Le plan était audacieux. Il s’en ouvrit à son copain qui comprit vite, et accepta. Convaincre Xiping fut une autre paire de manche. Elle fut d’abord choquée à l’idée d’un vaudeville graveleux, de quolibets des voisins, du qu’en dira-ton. Mais la patience de Xihan, le soutien discret de Zongkui et le sentiment absolu d’absence d’alternative, finirent par venir à bout de ses préventions.
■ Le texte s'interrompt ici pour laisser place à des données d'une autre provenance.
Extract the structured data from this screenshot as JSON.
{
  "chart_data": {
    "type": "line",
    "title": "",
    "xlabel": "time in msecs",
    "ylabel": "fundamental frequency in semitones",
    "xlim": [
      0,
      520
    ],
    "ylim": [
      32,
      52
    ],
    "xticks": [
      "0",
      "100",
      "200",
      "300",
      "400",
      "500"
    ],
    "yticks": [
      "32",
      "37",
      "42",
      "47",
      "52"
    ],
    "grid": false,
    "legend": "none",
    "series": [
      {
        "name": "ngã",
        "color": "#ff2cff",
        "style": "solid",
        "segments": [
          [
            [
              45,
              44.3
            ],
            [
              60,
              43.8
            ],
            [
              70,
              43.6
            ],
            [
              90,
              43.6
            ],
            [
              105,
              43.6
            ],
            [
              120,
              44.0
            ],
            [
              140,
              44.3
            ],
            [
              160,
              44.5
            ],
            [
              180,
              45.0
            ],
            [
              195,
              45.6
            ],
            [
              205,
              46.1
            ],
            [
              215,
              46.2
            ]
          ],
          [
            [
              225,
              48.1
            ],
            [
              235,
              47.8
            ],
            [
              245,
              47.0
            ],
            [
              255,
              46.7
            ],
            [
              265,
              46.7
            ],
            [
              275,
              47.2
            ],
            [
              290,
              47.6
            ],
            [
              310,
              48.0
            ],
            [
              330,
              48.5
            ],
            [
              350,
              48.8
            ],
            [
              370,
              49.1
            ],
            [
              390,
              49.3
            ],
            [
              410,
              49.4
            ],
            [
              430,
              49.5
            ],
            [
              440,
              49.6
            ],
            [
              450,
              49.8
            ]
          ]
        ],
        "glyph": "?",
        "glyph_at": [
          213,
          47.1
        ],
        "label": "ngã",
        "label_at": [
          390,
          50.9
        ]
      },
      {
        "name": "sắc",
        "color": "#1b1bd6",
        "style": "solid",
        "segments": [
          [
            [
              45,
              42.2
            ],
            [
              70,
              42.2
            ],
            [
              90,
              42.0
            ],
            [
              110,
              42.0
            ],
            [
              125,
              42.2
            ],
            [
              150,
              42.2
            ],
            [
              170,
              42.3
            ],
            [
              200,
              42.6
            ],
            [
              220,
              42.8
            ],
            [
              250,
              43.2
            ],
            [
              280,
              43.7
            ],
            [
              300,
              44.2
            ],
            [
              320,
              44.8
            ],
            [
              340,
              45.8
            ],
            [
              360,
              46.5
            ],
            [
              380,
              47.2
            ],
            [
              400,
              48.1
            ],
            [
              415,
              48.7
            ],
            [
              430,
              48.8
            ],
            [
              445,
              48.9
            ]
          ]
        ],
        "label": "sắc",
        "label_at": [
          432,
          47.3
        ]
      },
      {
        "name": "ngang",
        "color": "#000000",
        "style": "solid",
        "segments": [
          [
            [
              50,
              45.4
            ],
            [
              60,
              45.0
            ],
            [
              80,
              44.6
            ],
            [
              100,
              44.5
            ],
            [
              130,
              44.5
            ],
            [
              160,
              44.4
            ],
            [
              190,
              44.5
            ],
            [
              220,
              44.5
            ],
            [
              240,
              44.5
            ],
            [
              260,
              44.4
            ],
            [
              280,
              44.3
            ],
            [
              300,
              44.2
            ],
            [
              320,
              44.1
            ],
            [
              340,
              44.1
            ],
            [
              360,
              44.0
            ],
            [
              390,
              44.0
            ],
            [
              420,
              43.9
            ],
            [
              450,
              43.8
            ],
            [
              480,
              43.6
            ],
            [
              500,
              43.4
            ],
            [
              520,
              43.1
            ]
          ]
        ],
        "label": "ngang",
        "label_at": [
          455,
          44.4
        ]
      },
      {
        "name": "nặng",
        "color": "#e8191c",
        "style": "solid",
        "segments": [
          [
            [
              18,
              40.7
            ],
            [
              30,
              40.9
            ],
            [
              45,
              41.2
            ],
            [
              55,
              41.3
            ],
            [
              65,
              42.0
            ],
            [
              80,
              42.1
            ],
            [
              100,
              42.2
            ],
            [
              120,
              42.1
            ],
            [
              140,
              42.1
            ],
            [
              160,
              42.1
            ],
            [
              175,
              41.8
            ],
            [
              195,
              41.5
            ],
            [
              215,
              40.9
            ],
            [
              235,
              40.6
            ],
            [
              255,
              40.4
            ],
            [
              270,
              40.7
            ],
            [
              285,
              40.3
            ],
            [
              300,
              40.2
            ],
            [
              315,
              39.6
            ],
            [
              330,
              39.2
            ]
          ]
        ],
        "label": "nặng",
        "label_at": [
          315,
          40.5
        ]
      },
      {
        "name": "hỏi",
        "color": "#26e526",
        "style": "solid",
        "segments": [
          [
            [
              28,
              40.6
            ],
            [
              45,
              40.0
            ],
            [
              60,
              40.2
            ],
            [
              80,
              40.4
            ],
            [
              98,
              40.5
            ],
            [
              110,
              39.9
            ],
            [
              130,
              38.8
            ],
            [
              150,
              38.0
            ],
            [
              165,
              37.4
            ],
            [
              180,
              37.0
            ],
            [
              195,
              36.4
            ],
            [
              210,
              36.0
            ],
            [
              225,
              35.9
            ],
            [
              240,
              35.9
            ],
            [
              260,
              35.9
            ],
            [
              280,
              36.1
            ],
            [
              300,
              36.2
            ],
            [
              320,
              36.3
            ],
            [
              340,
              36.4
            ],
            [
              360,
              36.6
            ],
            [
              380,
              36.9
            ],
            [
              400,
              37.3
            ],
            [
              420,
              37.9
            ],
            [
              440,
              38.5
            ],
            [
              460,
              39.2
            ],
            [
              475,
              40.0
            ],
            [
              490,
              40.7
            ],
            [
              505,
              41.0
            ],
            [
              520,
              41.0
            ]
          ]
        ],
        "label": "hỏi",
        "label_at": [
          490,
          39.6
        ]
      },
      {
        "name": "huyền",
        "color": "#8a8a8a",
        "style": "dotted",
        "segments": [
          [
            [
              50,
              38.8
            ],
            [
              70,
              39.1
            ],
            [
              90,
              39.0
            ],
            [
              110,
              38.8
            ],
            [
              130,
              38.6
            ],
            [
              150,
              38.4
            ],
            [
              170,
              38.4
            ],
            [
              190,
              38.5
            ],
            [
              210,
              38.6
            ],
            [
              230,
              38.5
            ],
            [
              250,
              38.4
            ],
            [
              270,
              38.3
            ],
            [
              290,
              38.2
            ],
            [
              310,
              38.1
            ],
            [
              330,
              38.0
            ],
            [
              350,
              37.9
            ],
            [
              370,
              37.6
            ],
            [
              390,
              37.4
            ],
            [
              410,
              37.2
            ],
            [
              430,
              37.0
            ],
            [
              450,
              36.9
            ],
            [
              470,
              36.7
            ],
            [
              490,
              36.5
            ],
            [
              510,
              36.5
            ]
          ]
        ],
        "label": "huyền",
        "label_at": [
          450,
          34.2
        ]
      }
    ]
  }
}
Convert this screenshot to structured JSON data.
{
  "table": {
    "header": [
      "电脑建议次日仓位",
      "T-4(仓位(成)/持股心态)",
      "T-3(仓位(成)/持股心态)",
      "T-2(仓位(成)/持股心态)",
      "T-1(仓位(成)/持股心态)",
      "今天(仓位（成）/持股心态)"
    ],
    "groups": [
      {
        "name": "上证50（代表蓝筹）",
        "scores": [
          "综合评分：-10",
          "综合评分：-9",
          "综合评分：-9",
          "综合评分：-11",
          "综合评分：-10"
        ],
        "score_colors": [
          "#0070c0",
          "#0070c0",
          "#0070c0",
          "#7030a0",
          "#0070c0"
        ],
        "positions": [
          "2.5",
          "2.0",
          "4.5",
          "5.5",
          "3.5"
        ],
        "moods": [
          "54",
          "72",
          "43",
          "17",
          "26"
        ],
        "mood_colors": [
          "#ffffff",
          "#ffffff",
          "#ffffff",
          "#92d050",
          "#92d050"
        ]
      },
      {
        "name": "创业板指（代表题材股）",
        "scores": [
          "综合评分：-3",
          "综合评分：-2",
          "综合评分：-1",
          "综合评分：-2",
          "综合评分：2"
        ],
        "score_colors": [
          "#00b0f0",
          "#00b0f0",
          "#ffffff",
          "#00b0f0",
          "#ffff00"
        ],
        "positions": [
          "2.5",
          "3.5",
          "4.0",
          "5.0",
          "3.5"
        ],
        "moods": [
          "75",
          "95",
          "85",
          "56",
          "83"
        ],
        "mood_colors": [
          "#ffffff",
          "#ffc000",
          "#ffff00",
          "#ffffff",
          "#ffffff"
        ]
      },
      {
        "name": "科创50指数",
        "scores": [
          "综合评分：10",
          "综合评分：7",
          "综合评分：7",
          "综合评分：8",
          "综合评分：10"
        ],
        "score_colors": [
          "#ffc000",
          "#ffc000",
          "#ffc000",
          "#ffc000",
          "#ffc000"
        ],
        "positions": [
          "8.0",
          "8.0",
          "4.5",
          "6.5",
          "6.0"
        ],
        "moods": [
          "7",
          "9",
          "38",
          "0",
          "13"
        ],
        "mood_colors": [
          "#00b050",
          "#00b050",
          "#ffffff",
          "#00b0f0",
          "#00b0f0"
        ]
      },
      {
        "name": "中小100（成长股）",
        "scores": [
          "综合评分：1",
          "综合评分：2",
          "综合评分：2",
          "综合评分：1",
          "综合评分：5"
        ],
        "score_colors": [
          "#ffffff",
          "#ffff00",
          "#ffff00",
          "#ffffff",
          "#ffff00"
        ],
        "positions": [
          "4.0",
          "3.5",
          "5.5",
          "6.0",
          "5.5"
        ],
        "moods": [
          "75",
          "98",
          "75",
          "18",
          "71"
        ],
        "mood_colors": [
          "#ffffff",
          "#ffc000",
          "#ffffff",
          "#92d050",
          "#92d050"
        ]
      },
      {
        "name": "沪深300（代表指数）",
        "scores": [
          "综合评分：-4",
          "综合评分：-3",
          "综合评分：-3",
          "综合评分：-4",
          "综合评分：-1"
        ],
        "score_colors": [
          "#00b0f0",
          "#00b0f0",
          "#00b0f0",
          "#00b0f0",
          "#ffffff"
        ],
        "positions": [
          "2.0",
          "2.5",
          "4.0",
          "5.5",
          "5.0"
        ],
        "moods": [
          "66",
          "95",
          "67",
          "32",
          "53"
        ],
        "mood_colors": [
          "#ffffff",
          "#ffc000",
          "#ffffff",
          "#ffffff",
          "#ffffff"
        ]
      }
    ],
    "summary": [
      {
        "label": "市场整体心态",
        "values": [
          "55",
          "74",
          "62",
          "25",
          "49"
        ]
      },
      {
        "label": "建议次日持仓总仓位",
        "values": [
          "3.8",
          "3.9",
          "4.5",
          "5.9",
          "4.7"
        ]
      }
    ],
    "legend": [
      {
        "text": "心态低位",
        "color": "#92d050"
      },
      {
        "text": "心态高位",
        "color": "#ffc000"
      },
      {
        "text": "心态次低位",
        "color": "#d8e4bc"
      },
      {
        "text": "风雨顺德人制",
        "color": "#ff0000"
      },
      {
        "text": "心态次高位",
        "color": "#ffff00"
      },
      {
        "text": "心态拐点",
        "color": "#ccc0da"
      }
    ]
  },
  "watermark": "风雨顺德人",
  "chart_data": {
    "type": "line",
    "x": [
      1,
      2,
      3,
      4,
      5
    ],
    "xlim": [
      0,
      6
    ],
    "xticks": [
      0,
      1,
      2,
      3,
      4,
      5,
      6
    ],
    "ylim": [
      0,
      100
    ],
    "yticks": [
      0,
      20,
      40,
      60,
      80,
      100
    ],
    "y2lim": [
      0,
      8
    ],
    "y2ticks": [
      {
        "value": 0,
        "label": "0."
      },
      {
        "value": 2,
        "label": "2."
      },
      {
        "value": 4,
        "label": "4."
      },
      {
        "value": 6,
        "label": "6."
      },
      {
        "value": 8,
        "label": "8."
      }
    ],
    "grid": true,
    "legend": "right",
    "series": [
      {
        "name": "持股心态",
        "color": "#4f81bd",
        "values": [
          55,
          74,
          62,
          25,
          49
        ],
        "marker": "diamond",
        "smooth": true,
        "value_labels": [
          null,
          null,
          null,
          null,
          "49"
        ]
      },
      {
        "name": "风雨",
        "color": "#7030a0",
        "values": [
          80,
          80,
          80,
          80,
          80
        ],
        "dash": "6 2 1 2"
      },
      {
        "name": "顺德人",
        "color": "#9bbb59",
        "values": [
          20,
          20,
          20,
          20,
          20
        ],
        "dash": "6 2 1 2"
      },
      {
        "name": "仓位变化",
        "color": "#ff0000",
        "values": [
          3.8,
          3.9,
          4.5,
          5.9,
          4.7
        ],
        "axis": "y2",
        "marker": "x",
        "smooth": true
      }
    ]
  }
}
En 2009, au bout de sept années de grabat, Xihan entreprit de sortir de la maison pour la 1ère fois – en fauteuil roulant. Dans un mini van loué pour l’occasion, avec sa femme, Zongkui le marin et les enfants, tous parés de leurs plus beaux atours, ils s’en allèrent à l’Etat civil de Shiquan, au bureau des divorces. Là, les fonctionnaires médusés hésitèrent longuement face à leur requête insolite, tinrent entre eux un long conciliabule. D’abord partagés entre amusement et indignation, ils furent pris au jeu de l’émotion contagieuse, face à cette situation complexe de générosité réciproque. Ils octroyèrent donc le divorce. Puis le petit groupe passa au bureau d’à côté pour dresser le nouveau contrat de mariage entre Xiping et Zongkui, assorti d’un engagement écrit des conjoints de ne jamais abandonner l’ex-mari ! Enfin tous repartirent comme ils étaient venus, pour se retrouver avec une poignée d’amis et l’officier d’Etat civil, autour d’un petit banquet préparé pour la circonstance.
Depuis lors, la famille recomposée a renoué avec le bonheur du temps d’avant l’accident de la mine. Xiping garde la haute main sur le potager, la basse-cour et les soins de l’ex-mari. Placé (par l’entremise de la mairie) dans un poste correct, Zongkui rapporte les deniers du ménage. À 20 ans, Tuxin l’ainée, diplôme en poche, travaille et vit en ville. À 15 ans, Tuhao marche bien au collège – des espoirs d’université sont permis, et Miaomiao le petit dernier, à 5 ans, fils de Zongkui et de Xiping – est le chouchou.
L’esprit de la demeure, est une joie teintée d’espièglerie, et d’un sentiment confus que rien désormais ne peut plus leur arriver. Par un tour de passe-passe de leur invention, ils ont – ils le savent – fait la nique au destin. En chinois, cela s’appelle « s’arracher d’un seul coup à l’insignifiance » (名扬天下, míng mǎn tiān xià) !
2 Commentaires
anneribstein
18 février 2017 à 19:39Avec un tel récit, fiction et réalité se rejoignent. Cela pourrait être une trame romanesque, un scénario de film plutôt improbables ; on s’étonnerait alors devant l’évidente générosité guidant les comportements des protagonistes, si attentifs les uns aux autres. Cela pourrait être un conte, avec une happy end. Et cela est bien agréable à lire. Merci Eric d’élargir ainsi notre connaissance des êtres humains.
severy
24 février 2017 à 12:15Un crocodile de mes amis m’a gentiment prêté son sac pour que j’y enfouisse mes larmes. Comme le disait si succintement Monsieur O, quelle belle histoire!